Uno de los escenarios que más debate ha suscitado es la terminación del contrato por mutuo acuerdo cuando el trabajador presenta una condición de salud que, en principio, podría dar lugar a la aplicación del fuero de salud. En estos casos, suele plantearse la inquietud sobre si este tipo de acuerdos resultan válidos o si, por el contrario, se consideran ineficaces por el solo hecho de existir una afectación médica o, por versar sobre derechos ciertos e indiscutibles.

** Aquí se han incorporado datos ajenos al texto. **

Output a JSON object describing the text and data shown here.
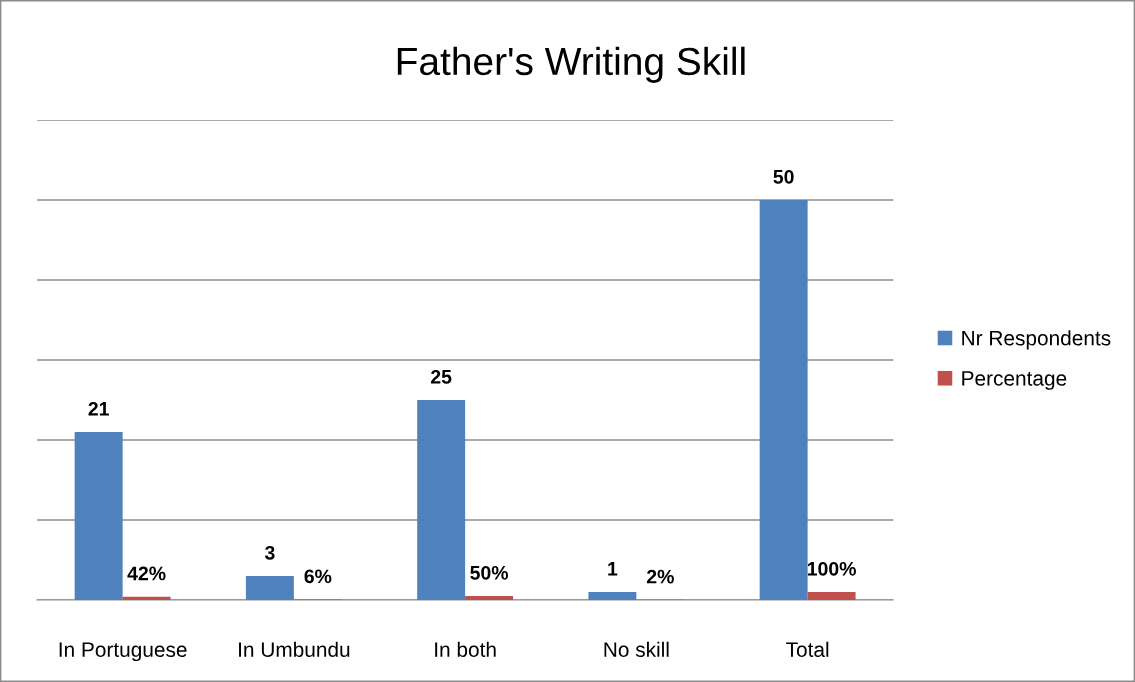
{
  "chart_data": {
    "type": "bar",
    "title": "Father's Writing Skill",
    "categories": [
      "In Portuguese",
      "In Umbundu",
      "In both",
      "No skill",
      "Total"
    ],
    "series": [
      {
        "name": "Nr Respondents",
        "color": "#4f81bd",
        "values": [
          21,
          3,
          25,
          1,
          50
        ],
        "value_labels": [
          "21",
          "3",
          "25",
          "1",
          "50"
        ]
      },
      {
        "name": "Percentage",
        "color": "#c0504d",
        "values": [
          0.42,
          0.06,
          0.5,
          0.02,
          1
        ],
        "value_labels": [
          "42%",
          "6%",
          "50%",
          "2%",
          "100%"
        ]
      }
    ],
    "ylim": [
      0,
      60
    ],
    "yticks": [
      {
        "value": 0,
        "label": null
      },
      {
        "value": 10,
        "label": null
      },
      {
        "value": 20,
        "label": null
      },
      {
        "value": 30,
        "label": null
      },
      {
        "value": 40,
        "label": null
      },
      {
        "value": 50,
        "label": null
      },
      {
        "value": 60,
        "label": null
      }
    ],
    "tick_labels": "x",
    "grid": "y",
    "legend": "right"
  }
}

Sobre este punto, recientemente la Sala de Casación Laboral de la Corte Suprema de Justicia se pronunció en una sentencia de especial relevancia, en la cual analizó un caso en el que un trabajador alegaba que la terminación de su contrato, formalizada mediante un acuerdo transaccional, debía declararse inválida por encontrarse en una situación de debilidad manifiesta derivada de una condición de salud mental. El demandante sostenía que dicha circunstancia hacía improcedente cualquier forma de terminación distinta a la autorizada previamente por el Ministerio del Trabajo. Al estudiar el asunto, la Corte partió de una premisa fundamental: la estabilidad laboral reforzada no constituye un derecho absoluto ni implica, de manera automática, la imposibilidad de finalizar una relación laboral. Por el contrario, su finalidad es evitar que la terminación del vínculo obedezca a motivos discriminatorios relacionados directamente con la condición de salud del trabajador. En ese sentido, la Corte reiteró que el mutuo acuerdo sigue siendo una modalidad válida de terminación del contrato, siempre que la voluntad del trabajador sea libre, consciente y no se encuentre viciada.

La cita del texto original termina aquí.